The Puerto Rico law “hit our market, but it was pretty isolated in terms of fund flows,” said Mark Sommer, who helps oversee about $29 billion of munis at Fidelity Investments in Merrimack, New Hampshire. “The market has built up resilience over the last several years to the difficulties faced by some of these high-profile credits.”
This month’s diminished sales calendar is part of a yearlong slide in offerings, with supply 16 percent below the 2013 clip. States and cities are set to borrow about $21 billion this month, the least for July since 2001, according to Alan Schankel, a managing director focusing on muni research and strategy at Philadelphia-based financial-services firm Janney Montgomery Scott LLC.
The scarcity has helped fuel outsize gains. The municipal market has climbed 7 percent this year, its strongest start since 2009 and beating Treasuries and corporate bonds. The trend may extend into August as bondholders receive cash to reinvest.
Bond payments to investors, including cash from refinanced debt, will outpace issuance by about $6.5 billion next month, the most for August since 2011, said Peter DeGroot, head of municipal research at JPMorgan Chase and Co. in New York.
“Supply is nowhere near enough versus the cash flows,” Tim McGregor, head of munis in Chicago at Northern Trust Corp., which oversees $30 billion of the bonds, said in an interview. “August supply won’t pick up in a meaningful way.”
The dearth of debt helped push benchmark 30-year interest rates to the lowest since May 2013 this week, data compiled by Bloomberg show. Even with borrowing costs close to generational lows, municipalities are reluctant to issue as they grapple with fiscal strains left from the 18-month recession that ended in 2009.
States, counties and school districts are being “quite frugal with issuing debt,” said Terry Fettig, who manages about $150 million in munis as co-director of fixed-income investments at Windsor Financial Group LLC in Minneapolis. It’s challenging to find bonds for clients who want state-specific, high-quality credits, Fettig said.
“With rates where they are, I think it’s an opportune time” to borrow, Fettig said. “The second part of the year is going to be much more challenging.”
The consensus on Wall Street is that yields will rise this year as the economy strengthens. Interest rates on 10-year Treasuries will climb about 0.4 percentage point to 3 percent by year-end, according to the median forecast of 67 analysts in a Bloomberg survey.
Developments in Puerto Rico may still put the brakes on the rally. The island’s new debt restructuring law spurred one of six weeks of fund outflows in 2014. Junk-rated Puerto Rico has $73 billion in debt when counting its agencies, most of which is tax-exempt nationwide.

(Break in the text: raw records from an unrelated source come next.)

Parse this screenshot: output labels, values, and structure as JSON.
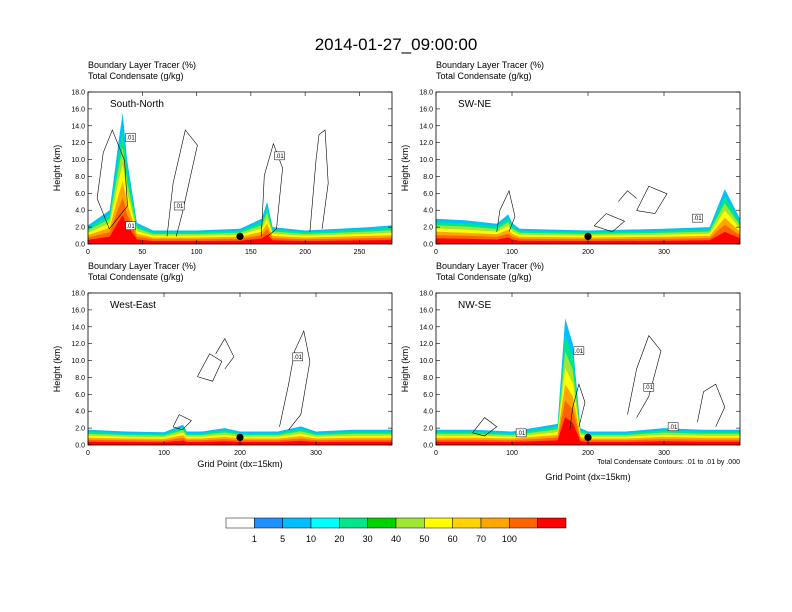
{
  "figure": {
    "title": "2014-01-27_09:00:00",
    "footnote": "Total Condensate Contours: .01 to .01 by .000",
    "label_bar": {
      "ticks": [
        "1",
        "5",
        "10",
        "20",
        "30",
        "40",
        "50",
        "60",
        "70",
        "100"
      ],
      "colors": [
        "#ffffff",
        "#1e90ff",
        "#00bfff",
        "#00ffff",
        "#00e68a",
        "#00d200",
        "#a0e632",
        "#ffff00",
        "#ffd200",
        "#ffa500",
        "#ff6400",
        "#ff0000"
      ]
    }
  },
  "chart_data": [
    {
      "type": "heatmap",
      "cross_section": "South-North",
      "header_line1": "Boundary Layer Tracer   (%)",
      "header_line2": "Total Condensate   (g/kg)",
      "ylabel": "Height (km)",
      "xlabel": "",
      "ylim": [
        0,
        18
      ],
      "yticks": [
        "0.0",
        "2.0",
        "4.0",
        "6.0",
        "8.0",
        "10.0",
        "12.0",
        "14.0",
        "16.0",
        "18.0"
      ],
      "xlim": [
        0,
        280
      ],
      "xticks": [
        0,
        50,
        100,
        150,
        200,
        250
      ],
      "marker_x": 140,
      "contour_labels": [
        ".01",
        ".01",
        ".01",
        ".01"
      ],
      "tracer_profile": {
        "x": [
          0,
          20,
          28,
          32,
          36,
          45,
          60,
          100,
          140,
          160,
          165,
          170,
          200,
          260,
          280
        ],
        "top_km": [
          2.2,
          4.0,
          12.0,
          15.5,
          10.0,
          2.5,
          1.6,
          1.6,
          1.8,
          3.0,
          5.0,
          2.0,
          1.6,
          2.0,
          2.2
        ]
      }
    },
    {
      "type": "heatmap",
      "cross_section": "SW-NE",
      "header_line1": "Boundary Layer Tracer   (%)",
      "header_line2": "Total Condensate   (g/kg)",
      "ylabel": "Height (km)",
      "xlabel": "",
      "ylim": [
        0,
        18
      ],
      "yticks": [
        "0.0",
        "2.0",
        "4.0",
        "6.0",
        "8.0",
        "10.0",
        "12.0",
        "14.0",
        "16.0",
        "18.0"
      ],
      "xlim": [
        0,
        400
      ],
      "xticks": [
        0,
        100,
        200,
        300
      ],
      "marker_x": 200,
      "contour_labels": [
        ".01"
      ],
      "tracer_profile": {
        "x": [
          0,
          40,
          80,
          95,
          100,
          110,
          200,
          300,
          360,
          380,
          400
        ],
        "top_km": [
          3.0,
          2.8,
          2.4,
          3.5,
          2.5,
          1.8,
          1.6,
          1.8,
          2.0,
          6.5,
          3.0
        ]
      }
    },
    {
      "type": "heatmap",
      "cross_section": "West-East",
      "header_line1": "Boundary Layer Tracer   (%)",
      "header_line2": "Total Condensate   (g/kg)",
      "ylabel": "Height (km)",
      "xlabel": "Grid Point (dx=15km)",
      "ylim": [
        0,
        18
      ],
      "yticks": [
        "0.0",
        "2.0",
        "4.0",
        "6.0",
        "8.0",
        "10.0",
        "12.0",
        "14.0",
        "16.0",
        "18.0"
      ],
      "xlim": [
        0,
        400
      ],
      "xticks": [
        0,
        100,
        200,
        300
      ],
      "marker_x": 200,
      "contour_labels": [
        ".01"
      ],
      "tracer_profile": {
        "x": [
          0,
          50,
          100,
          125,
          130,
          150,
          180,
          200,
          250,
          280,
          300,
          350,
          400
        ],
        "top_km": [
          1.8,
          1.6,
          1.5,
          2.4,
          1.6,
          1.6,
          2.0,
          1.6,
          1.6,
          2.2,
          1.6,
          1.8,
          1.8
        ]
      }
    },
    {
      "type": "heatmap",
      "cross_section": "NW-SE",
      "header_line1": "Boundary Layer Tracer   (%)",
      "header_line2": "Total Condensate   (g/kg)",
      "ylabel": "Height (km)",
      "xlabel": "Grid Point (dx=15km)",
      "ylim": [
        0,
        18
      ],
      "yticks": [
        "0.0",
        "2.0",
        "4.0",
        "6.0",
        "8.0",
        "10.0",
        "12.0",
        "14.0",
        "16.0",
        "18.0"
      ],
      "xlim": [
        0,
        400
      ],
      "xticks": [
        0,
        100,
        200,
        300
      ],
      "marker_x": 200,
      "contour_labels": [
        ".01",
        ".01",
        ".01",
        ".01"
      ],
      "tracer_profile": {
        "x": [
          0,
          50,
          100,
          160,
          170,
          180,
          190,
          200,
          250,
          300,
          350,
          400
        ],
        "top_km": [
          1.8,
          1.8,
          1.6,
          2.5,
          15.0,
          12.0,
          2.0,
          1.6,
          1.6,
          2.0,
          1.8,
          1.8
        ]
      }
    }
  ]
}
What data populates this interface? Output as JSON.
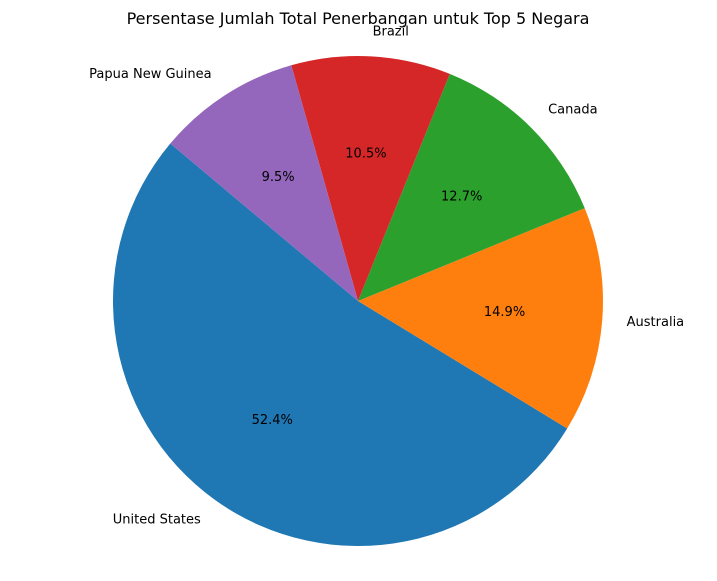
{
  "chart_data": {
    "type": "pie",
    "title": "Persentase Jumlah Total Penerbangan untuk Top 5 Negara",
    "start_angle_deg": 140,
    "direction": "counterclockwise",
    "slices": [
      {
        "label": "United States",
        "value": 52.4,
        "pct_text": "52.4%",
        "color": "#1f77b4"
      },
      {
        "label": "Australia",
        "value": 14.9,
        "pct_text": "14.9%",
        "color": "#ff7f0e"
      },
      {
        "label": "Canada",
        "value": 12.7,
        "pct_text": "12.7%",
        "color": "#2ca02c"
      },
      {
        "label": "Brazil",
        "value": 10.5,
        "pct_text": "10.5%",
        "color": "#d62728"
      },
      {
        "label": "Papua New Guinea",
        "value": 9.5,
        "pct_text": "9.5%",
        "color": "#9467bd"
      }
    ]
  }
}
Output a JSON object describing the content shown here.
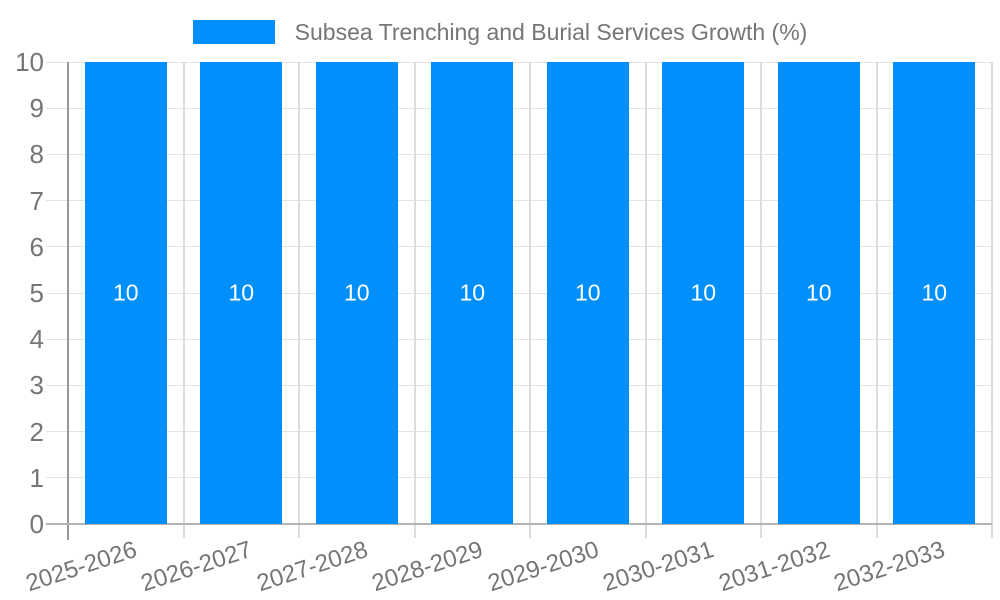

In comparison, Detroit’s record bankruptcy last year tallied $18 billion.
In 2014, new tax laws are fueling investors’ appetite for local obligations. Some top earners faced levies on bond interest payments as much as 24 percent higher than in 2012.
“A lot of the credit worries exacerbated by Detroit and so on have receded,” said Schankel at Janney. “I don’t see investors as concerned about that. They want to buy tax-free bonds.”